For “true deeds,” I admire both John Adams (very passionate about the Lord) and George Washington.
For eloquence, I admire Thomas Jefferson. I admire Patrick Henry for passion. Abigail Adams is my favorite Founding Mother.
7) Margaret Thatcher once said, “Consensus is a lack of leadership.” Do you agree? Why or why not?
I don’t know the context in which she said it, but if you’re looking at polls and are overly concerned about whether we all agree, you’re not going to do what’s right. You’re not going to be an agent of change. The truth is the truth. If I get the job, I’ll have all sorts of arrows coming at me.
8) Which President do you most admire? Why?
Ronald Reagan after George Washington.
Because he was cradled in faith. He rose from a lowly, humble start. He knew he had been ordained to be an American leader. He did not let go of his goals and ideas.

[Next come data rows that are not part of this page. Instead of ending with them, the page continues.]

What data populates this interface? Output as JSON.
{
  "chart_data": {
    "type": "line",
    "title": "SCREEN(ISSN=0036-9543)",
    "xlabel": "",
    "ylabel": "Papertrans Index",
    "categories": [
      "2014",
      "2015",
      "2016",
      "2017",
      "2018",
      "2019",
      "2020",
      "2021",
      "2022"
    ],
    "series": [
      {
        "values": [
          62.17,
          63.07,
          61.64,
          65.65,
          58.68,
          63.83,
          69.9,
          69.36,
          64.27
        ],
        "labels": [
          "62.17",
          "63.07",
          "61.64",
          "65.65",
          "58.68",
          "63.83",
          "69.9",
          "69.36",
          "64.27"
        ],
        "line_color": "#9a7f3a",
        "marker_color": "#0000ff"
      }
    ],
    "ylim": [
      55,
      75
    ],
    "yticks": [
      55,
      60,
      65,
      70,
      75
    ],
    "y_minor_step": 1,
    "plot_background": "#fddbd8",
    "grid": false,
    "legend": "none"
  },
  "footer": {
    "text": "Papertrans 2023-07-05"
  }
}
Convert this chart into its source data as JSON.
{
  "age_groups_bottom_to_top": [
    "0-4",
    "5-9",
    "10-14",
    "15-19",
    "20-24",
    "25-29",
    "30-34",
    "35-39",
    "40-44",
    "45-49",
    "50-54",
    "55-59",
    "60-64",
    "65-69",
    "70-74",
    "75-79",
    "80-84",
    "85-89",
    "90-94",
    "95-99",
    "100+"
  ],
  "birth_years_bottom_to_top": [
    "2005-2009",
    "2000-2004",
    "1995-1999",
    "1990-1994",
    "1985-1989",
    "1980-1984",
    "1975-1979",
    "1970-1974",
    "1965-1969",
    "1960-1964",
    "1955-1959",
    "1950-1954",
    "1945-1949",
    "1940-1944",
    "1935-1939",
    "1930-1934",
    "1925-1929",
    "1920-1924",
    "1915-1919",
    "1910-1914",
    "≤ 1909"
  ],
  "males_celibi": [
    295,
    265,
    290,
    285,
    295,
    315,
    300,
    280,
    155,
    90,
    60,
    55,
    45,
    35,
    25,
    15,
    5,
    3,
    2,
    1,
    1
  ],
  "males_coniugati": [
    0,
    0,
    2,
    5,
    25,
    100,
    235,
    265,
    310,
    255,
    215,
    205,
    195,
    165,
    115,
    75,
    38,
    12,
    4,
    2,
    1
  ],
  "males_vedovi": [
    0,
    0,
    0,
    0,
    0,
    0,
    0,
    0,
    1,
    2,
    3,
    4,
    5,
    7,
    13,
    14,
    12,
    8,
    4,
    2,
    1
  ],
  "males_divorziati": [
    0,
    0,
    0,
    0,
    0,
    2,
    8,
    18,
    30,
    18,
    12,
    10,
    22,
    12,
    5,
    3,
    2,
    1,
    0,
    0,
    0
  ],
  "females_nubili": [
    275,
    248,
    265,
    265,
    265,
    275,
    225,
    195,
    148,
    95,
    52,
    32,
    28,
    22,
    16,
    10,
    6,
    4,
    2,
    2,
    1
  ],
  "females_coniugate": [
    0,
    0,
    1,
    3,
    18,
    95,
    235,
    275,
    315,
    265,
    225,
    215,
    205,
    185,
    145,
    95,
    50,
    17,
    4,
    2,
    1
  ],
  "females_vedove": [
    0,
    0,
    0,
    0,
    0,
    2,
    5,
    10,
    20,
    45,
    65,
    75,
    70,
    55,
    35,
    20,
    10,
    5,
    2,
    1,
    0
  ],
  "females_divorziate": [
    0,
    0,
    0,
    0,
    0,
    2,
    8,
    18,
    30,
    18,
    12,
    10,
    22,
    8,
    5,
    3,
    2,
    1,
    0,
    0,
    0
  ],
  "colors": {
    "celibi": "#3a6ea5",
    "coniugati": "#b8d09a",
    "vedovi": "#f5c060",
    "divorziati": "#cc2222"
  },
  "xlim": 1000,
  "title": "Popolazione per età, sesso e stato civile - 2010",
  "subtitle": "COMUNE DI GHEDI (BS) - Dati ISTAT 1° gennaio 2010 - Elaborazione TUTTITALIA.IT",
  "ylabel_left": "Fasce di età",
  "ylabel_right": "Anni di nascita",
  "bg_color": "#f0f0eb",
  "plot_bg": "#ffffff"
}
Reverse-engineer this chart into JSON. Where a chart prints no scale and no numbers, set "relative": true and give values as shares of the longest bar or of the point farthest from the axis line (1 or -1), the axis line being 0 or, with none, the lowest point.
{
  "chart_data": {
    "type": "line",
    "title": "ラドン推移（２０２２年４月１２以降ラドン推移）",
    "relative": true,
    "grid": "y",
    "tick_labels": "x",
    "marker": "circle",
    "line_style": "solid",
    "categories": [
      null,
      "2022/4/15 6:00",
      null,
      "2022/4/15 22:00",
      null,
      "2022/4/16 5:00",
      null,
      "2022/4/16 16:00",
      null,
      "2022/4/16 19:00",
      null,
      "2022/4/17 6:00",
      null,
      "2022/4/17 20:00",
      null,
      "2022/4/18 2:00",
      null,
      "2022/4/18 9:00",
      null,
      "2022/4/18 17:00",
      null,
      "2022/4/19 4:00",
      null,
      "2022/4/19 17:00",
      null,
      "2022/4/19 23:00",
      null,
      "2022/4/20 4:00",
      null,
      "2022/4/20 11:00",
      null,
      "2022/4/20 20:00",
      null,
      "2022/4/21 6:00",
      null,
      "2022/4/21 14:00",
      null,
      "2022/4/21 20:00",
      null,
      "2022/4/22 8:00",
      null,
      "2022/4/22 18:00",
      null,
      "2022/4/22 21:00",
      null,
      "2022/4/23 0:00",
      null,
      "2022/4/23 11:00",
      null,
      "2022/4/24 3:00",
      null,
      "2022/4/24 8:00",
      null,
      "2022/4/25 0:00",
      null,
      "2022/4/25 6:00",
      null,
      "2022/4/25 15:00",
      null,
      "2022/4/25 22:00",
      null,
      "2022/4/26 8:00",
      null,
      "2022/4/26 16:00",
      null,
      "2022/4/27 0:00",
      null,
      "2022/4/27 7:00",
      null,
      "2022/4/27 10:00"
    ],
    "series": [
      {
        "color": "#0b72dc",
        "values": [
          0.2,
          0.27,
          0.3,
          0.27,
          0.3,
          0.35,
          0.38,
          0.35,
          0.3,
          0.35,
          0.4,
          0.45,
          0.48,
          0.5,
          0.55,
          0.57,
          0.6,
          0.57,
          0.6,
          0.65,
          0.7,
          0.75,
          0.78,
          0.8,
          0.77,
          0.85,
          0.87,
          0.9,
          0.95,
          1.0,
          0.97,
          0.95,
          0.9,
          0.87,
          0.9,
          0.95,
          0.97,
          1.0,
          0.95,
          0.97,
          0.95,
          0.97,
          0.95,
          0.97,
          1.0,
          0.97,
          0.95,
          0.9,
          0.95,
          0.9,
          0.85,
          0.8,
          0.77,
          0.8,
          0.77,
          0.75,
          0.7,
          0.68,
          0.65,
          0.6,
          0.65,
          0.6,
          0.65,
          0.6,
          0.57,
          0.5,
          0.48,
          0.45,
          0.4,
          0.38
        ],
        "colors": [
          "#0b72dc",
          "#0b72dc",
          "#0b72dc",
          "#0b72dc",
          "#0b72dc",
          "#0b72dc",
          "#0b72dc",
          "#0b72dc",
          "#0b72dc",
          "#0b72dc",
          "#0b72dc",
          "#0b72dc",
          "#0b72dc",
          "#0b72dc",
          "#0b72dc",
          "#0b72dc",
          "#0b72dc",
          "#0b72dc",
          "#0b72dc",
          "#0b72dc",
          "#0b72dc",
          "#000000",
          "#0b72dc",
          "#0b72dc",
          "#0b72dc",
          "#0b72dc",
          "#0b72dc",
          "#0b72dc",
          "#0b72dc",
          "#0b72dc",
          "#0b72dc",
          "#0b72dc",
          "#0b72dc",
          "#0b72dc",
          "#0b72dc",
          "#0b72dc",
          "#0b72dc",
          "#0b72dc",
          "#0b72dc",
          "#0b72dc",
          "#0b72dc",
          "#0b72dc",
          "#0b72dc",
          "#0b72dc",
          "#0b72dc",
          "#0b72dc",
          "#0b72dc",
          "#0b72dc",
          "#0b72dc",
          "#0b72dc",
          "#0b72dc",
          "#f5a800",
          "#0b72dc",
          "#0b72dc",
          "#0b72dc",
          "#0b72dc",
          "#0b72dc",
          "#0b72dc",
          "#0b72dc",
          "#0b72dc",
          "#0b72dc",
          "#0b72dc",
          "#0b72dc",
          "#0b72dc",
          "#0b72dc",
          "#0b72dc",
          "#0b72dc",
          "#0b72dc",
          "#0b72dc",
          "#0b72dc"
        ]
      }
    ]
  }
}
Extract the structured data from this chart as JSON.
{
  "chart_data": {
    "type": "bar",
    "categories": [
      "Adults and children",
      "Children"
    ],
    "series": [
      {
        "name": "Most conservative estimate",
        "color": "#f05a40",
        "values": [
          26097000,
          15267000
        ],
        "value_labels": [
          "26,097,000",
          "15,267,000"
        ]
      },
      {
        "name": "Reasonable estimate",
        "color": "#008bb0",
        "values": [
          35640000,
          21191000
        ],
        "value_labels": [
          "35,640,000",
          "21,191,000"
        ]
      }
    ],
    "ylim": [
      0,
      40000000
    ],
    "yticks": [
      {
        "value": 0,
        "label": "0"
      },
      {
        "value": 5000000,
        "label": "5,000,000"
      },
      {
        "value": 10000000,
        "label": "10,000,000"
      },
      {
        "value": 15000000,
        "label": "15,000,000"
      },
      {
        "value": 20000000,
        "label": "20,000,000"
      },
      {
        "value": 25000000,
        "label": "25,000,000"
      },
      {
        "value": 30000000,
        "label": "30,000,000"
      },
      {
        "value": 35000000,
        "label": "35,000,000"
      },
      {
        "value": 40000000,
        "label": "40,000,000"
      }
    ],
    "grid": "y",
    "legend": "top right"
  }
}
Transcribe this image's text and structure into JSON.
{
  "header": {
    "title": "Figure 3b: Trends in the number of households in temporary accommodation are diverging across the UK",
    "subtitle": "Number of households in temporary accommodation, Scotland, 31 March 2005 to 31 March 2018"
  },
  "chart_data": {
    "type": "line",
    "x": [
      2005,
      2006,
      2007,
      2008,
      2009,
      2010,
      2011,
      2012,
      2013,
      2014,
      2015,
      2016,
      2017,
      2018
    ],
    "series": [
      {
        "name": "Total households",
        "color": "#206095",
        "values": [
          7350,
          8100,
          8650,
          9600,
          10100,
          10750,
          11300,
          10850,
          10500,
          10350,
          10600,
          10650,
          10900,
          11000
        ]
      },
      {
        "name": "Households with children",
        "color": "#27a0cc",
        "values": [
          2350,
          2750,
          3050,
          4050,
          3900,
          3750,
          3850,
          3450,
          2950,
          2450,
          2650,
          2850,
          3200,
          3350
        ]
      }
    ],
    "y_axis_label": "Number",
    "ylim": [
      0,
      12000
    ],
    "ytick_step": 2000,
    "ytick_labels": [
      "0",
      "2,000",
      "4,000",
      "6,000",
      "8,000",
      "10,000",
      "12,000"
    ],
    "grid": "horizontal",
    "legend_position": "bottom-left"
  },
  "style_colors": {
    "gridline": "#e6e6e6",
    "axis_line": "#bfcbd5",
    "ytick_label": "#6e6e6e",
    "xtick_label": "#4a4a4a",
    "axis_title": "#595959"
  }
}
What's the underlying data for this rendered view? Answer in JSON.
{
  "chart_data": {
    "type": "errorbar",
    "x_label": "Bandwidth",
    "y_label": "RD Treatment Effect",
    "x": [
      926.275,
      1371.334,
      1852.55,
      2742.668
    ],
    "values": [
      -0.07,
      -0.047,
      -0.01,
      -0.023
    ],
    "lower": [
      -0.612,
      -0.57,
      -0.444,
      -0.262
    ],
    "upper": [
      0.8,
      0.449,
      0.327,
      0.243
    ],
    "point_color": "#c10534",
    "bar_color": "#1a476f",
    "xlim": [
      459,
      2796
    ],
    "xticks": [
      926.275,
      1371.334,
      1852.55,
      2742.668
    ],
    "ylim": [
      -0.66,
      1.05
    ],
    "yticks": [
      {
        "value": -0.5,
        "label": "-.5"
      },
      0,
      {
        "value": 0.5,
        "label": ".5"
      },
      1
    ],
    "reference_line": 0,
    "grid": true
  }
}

9) Do you believe the Founding Fathers intended the Constitution to be:
a. An evolving document whose meaning changes with time?
b. permanent set of rules to limit the power of the federal government?
Unnumbered question) Discuss an ethical dilemma you faced. What happened?
I don’t think we have a problem with ethical dilemmas in our practice. Those sorts of things are easy decisions.
Do I pay myself, or do I take care of all my employees first? Not a tough decision.
An employee gets sick. Do I pitch a temper tantrum, or do I answer the phone or start taking vital signs? Again, not a tough decision.
10) Where do individual rights come from?
11) What do you know about Common Core? What is your position on it and why?
It’s developmentally inappropriate, unsound education that hard wires a child the wrong way. The fellow who wrote it has no educational experience, but made lots of money on it. We need to get rid of it ASAP. It’s a failure of natural law.
12) What is your opinion on gun ownership, registration, and gun free zones?
If I had my way, I’d make sure we had several concealed weapons people in every school.
The 2nd Amendment is meant to protect ourselves from the government, too.
13) What does the phrase “Separation of Church and State” mean to you?
Government can’t impose a religion on you. You’re free to worship as you please.
14) If elected, what would be your number one priority item during your term in office?
Remove Common Core. Replace it with classical education which is a logical way of educating, and the child ends up a thinker.
Also, push the legislature to cut federal ties that bind us. The federal government contributes a small amount of money (10%) which comes with huge strings that bind us. It provides 10% of the money and about 100% of the policy. I’m sure there will be those that announce that North Carolina will come to an end if we lose that funding, but the red tape and interference are counter to being able to educate children well.
If we can get rid of the federal government from education, I think we could make delivering education cheaper within 1 year.